Zinc supply influences health and development from early in life, into old age,” wrote the researchers.1
Selenium has also been shown to be an important factor in maintaining an effective immune system. The authors of a 2003 study note that selenium is needed for the proper functioning of NK cells, macrophages, neutrophils, T lymphocytes and other immune mechanisms. In addition, increased selenium intake may be associated with reduced cancer risk and could alleviate other pathological conditions, including inflammation and oxidative stress, as well as being “a key nutrient in counteracting the development of virulence and inhibiting HIV
progression to AIDS”.2

Selenium is also necessary for sperm motility and some findings suggest that it can reduce the risk of miscarriage and, potentially, cardiovascular diseases, and deficiency has been linked to adverse mood states.2

Prostate cancer

A more recent study published in 2016 used rat models to assess the use of zinc and selenium in the aetiology of prostate cancer and addressed the potential role of dual supplementation of both in combination. Selenium can be used in the prevention of cancer and studies have shown that selenium exhibits antineoplastic properties by inhibiting the development of reactive oxygen species, therefore protecting cells against oxidative DNA damage. The authors state that the recommended mean selenium intake is 60μg/day for men and 53μg/day for women.3
“Zinc and selenium supplementation is recommended in the elderly, especially in men of more advanced age, as their homeostasis is altered during the ageing process, due in part to the nutritional deficiencies common in seniors,” the researchers stated.
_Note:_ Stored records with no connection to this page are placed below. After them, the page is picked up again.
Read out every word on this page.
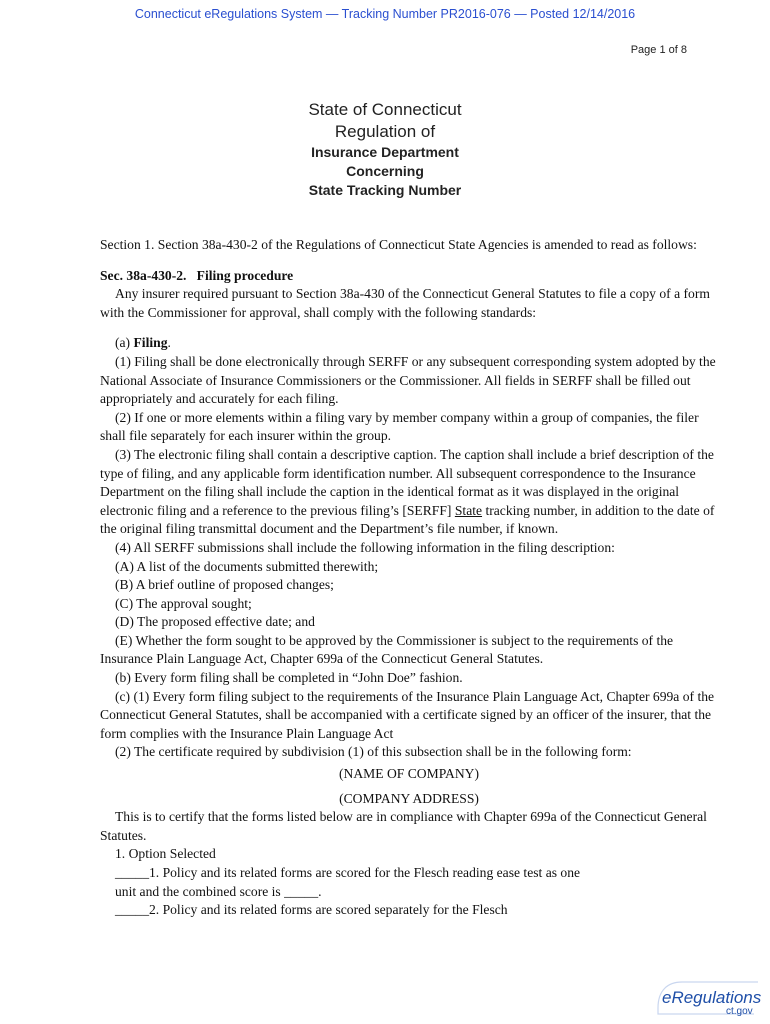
Connecticut eRegulations System — Tracking Number PR2016-076 — Posted 12/14/2016
Page 1 of 8
State of Connecticut
Regulation of
Insurance Department
Concerning
State Tracking Number

Section 1. Section 38a-430-2 of the Regulations of Connecticut State Agencies is amended to read as follows:

Sec. 38a-430-2. Filing procedure

Any insurer required pursuant to Section 38a-430 of the Connecticut General Statutes to file a copy of a form with the Commissioner for approval, shall comply with the following standards:

(a) Filing.

(1) Filing shall be done electronically through SERFF or any subsequent corresponding system adopted by the National Associate of Insurance Commissioners or the Commissioner. All fields in SERFF shall be filled out appropriately and accurately for each filing.

(2) If one or more elements within a filing vary by member company within a group of companies, the filer shall file separately for each insurer within the group.

(3) The electronic filing shall contain a descriptive caption. The caption shall include a brief description of the type of filing, and any applicable form identification number. All subsequent correspondence to the Insurance Department on the filing shall include the caption in the identical format as it was displayed in the original electronic filing and a reference to the previous filing’s [SERFF] State tracking number, in addition to the date of the original filing transmittal document and the Department’s file number, if known.

(4) All SERFF submissions shall include the following information in the filing description:

(A) A list of the documents submitted therewith;

(B) A brief outline of proposed changes;

(C) The approval sought;

(D) The proposed effective date; and

(E) Whether the form sought to be approved by the Commissioner is subject to the requirements of the Insurance Plain Language Act, Chapter 699a of the Connecticut General Statutes.

(b) Every form filing shall be completed in “John Doe” fashion.

(c) (1) Every form filing subject to the requirements of the Insurance Plain Language Act, Chapter 699a of the Connecticut General Statutes, shall be accompanied with a certificate signed by an officer of the insurer, that the form complies with the Insurance Plain Language Act

(2) The certificate required by subdivision (1) of this subsection shall be in the following form:

(NAME OF COMPANY)

(COMPANY ADDRESS)

This is to certify that the forms listed below are in compliance with Chapter 699a of the Connecticut General Statutes.

1. Option Selected

_____1. Policy and its related forms are scored for the Flesch reading ease test as one

unit and the combined score is _____.

_____2. Policy and its related forms are scored separately for the Flesch

eRegulations
ct.gov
Zinc deficiency is associated with skin abnormalities, as well as cognitive impairment, hypogonadism, growth retardation, and imbalanced immune reactions

“A number of studies demonstrated that zinc is particularly critical for the normal functioning of the prostate and an appropriately high level should be maintained in this organ.

“The normal human prostate accumulates the highest levels of zinc of any soft tissue in the body, and zinc is particularly important to its normal functioning, especially regarding the consequences of hormone disturbances.”3

Nutrition and chemotherapy

Another study, again focusing on the effects of zinc and selenium on the wellbeing of cancer patients, sought to evaluate their role in supplementation for patients with cancer of the digestive tract. The authors’ findings include the confirmation that polychemotherapy may alter the nutritional status of patients, either directly or indirectly, and the serum levels of selenium, zinc and copper are altered in neoplastic patients.4

Appropriate supplementation may alter the disease course during chemotherapy, the authors suggested: “Our data confirm the presence of the alteration of the nutritional status at the moment of the first
diagnosis of cancer,” they wrote. “In addition, the utility of the support therapy with selenium and zinc has emerged: These, in fact, intervening like enzymatic cofactors in many metabolic processes of synthesis are efficacious in decreasing and/or in delaying the inevitable cachexy. The consequent immune system depression influences the evolution of the neoplastic disease and the chance of success of the chemotherapeutic treatment, with consequent alteration of the quality of life of the cancer patient.”


  1. Wessels I, Maywald M, Rink L. Zinc as a Gatekeeper of Immune Function. Nutrients. 2017 Dec; 9(12): 1286. Published online 2017 Nov 25. doi: 10.3390nu9121286.
  2. Ferenčík M, Ebringer L. Modulatory Effects of Selenium and Zinc on the Immune System. Folia Microbiologica volume 48, article number: 417 (2003).
  3. Darago A et al, The Effect of Zinc and Selenium Supplementation Mode on Their Bioavailability in the Rat Prostate: Should Administration Be Joint or Separate? Nutrients, 2016 Oct; 8(10): 601. Published online 2016 Oct 4. doi: 10.3390 nu8100601.
  4. A Federico et al, Effects of Selenium and Zinc Supplementation on Nutritional Status in Patients with Cancer of Digestive Tract. Eur J Clin Nutr, 2001.